US Release Date: 04-17-1998
Directed by: Ole Bornedal
- Ewan McGregor, as
- Martin Bells
- Patricia Arquette, as
- Josh Brolin, as
- James Gallman
- Lauren Graham, as
- Nick Nolte, as
- Inspector Thomas Cray
- John C. Reilly, as
- Deputy Inspector Bill Davis
- Brad Dourif, as
- Duty Doctor
- Alix Koromzay, as
- Lonny Chapman as
Ewan McGregor in Nightwatch
Nightwatch was Ewan MaGregor’s first American film. He had already gained attention for the Danny Boyle directed, Trainspotting, but this was his first stateside made film.
He plays a law student, Martin, who gets a job as a security guard job at a Medical Examiner’s office, which contains a morgue. He thinks the job will be a piece of cake, “Don't you see it, that's all I've gotta do. Just sit on my ass. Sit. On. My. Ass.” Other than periodically walking about the building, he figures to use his time to study.
Meanwhile, a serial killer, who leaves his victims without their eyes, is on the lose. One of his victims arrives at the mortuary during Martin’s shift. Delivering the body is Inspector Cray, played by Nolte, who has not had hair this bad since his mug shot, and his deputy Reilly.

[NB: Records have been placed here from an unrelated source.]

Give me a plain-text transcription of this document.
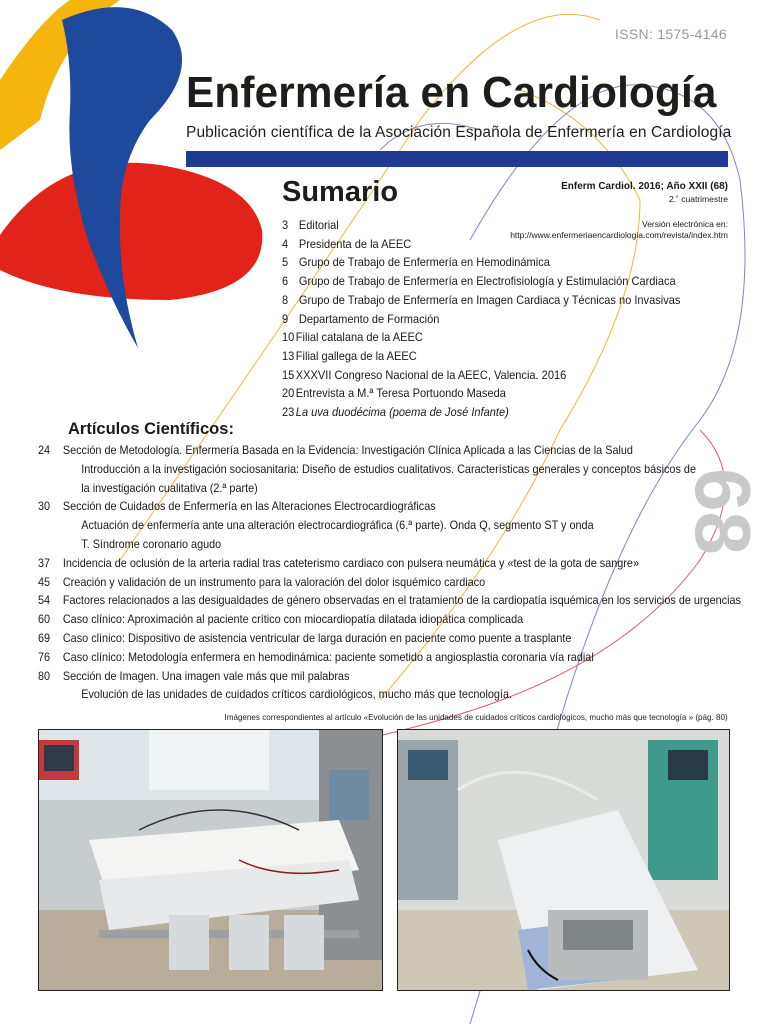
ISSN: 1575-4146
Enfermería en Cardiología
Publicación científica de la Asociación Española de Enfermería en Cardiología
Sumario	Enferm Cardiol. 2016; Año XXII (68)
2.˚ cuatrimestre
Versión electrónica en:
http://www.enfermeriaencardiologia.com/revista/index.htm
3 Editorial
4 Presidenta de la AEEC
5 Grupo de Trabajo de Enfermería en Hemodinámica
6 Grupo de Trabajo de Enfermería en Electrofisiología y Estimulación Cardiaca
8 Grupo de Trabajo de Enfermería en Imagen Cardiaca y Técnicas no Invasivas
9 Departamento de Formación
10 Filial catalana de la AEEC
13 Filial gallega de la AEEC
15 XXXVII Congreso Nacional de la AEEC, Valencia. 2016
20 Entrevista a M.ª Teresa Portuondo Maseda
23 La uva duodécima (poema de José Infante)
Artículos Científicos:
24 Sección de Metodología. Enfermería Basada en la Evidencia: Investigación Clínica Aplicada a las Ciencias de la Salud
Introducción a la investigación sociosanitaria: Diseño de estudios cualitativos. Características generales y conceptos básicos de la investigación cualitativa (2.ª parte)
30 Sección de Cuidados de Enfermería en las Alteraciones Electrocardiográficas
Actuación de enfermería ante una alteración electrocardiográfica (6.ª parte). Onda Q, segmento ST y onda T. Síndrome coronario agudo
37 Incidencia de oclusión de la arteria radial tras cateterismo cardiaco con pulsera neumática y «test de la gota de sangre»
45 Creación y validación de un instrumento para la valoración del dolor isquémico cardiaco
54 Factores relacionados a las desigualdades de género observadas en el tratamiento de la cardiopatía isquémica en los servicios de urgencias
60 Caso clínico: Aproximación al paciente crítico con miocardiopatía dilatada idiopática complicada
69 Caso clínico: Dispositivo de asistencia ventricular de larga duración en paciente como puente a trasplante
76 Caso clínico: Metodología enfermera en hemodinámica: paciente sometido a angiosplastia coronaria vía radial
80 Sección de Imagen. Una imagen vale más que mil palabras
Evolución de las unidades de cuidados críticos cardiológicos, mucho más que tecnología.
68
Imágenes correspondientes al artículo «Evolución de las unidades de cuidados críticos cardiológicos, mucho más que tecnología » (pág. 80)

In his personal life, Martin lives with his girlfriend and they hangout with their friends James and Marie, who are not getting along. James is a seize the moment kind of guy. Brolin was years away from wowing audiences in No Country for Old Men. At this point in his career he was still known as the older brother from Goonies, and television’s Young Riders. Chapman, who plays the old guard Martin is replacing, is a veteran working actor whose career goes all the way back to a bit role in East of Eden (1955).
One of my favorite scenes in the movie is when James hires a prostitute to give Martin a handjob under the table at a fancy restaurant. After the “job” is done, James puts the whore on the spot by asking her business questions, and offering to pay her if she can convincingly tell him that she loves him. The victim in the morgue turns out to have been a friend of the prostitutes. The inspector now suspects Martin, while Martin starts to suspect James.
The mystery of who is the killer is not all that interesting, or shocking. The most unique aspect to Nightwatch is the morgue setting. McGregor really sells the scenes where he has to walk by the bodies. You can feel how scared Martin is of the corpses by McGregor’s reaction to being near them.
Once the killer is revealed and the action starts, the movie loses it’s momentum. It has a macabre set up but a cheesy follow through. An old black and white photo on a wall is referred to many times but never plays into the plot. In another scene, a man is facing off with the killer while holding a baseball bat. The scenes cuts away and when it comes back the guy is now tied up on a table?
Fortunately for McGregor, he reteamed with Boyle for the far superior, A Life Less Ordinary the same year as this film. He would also soon begin work on Star Wars: Episode I, propelling him to the “A” list, leaving the “B” movie Nightwatch in film obscurity.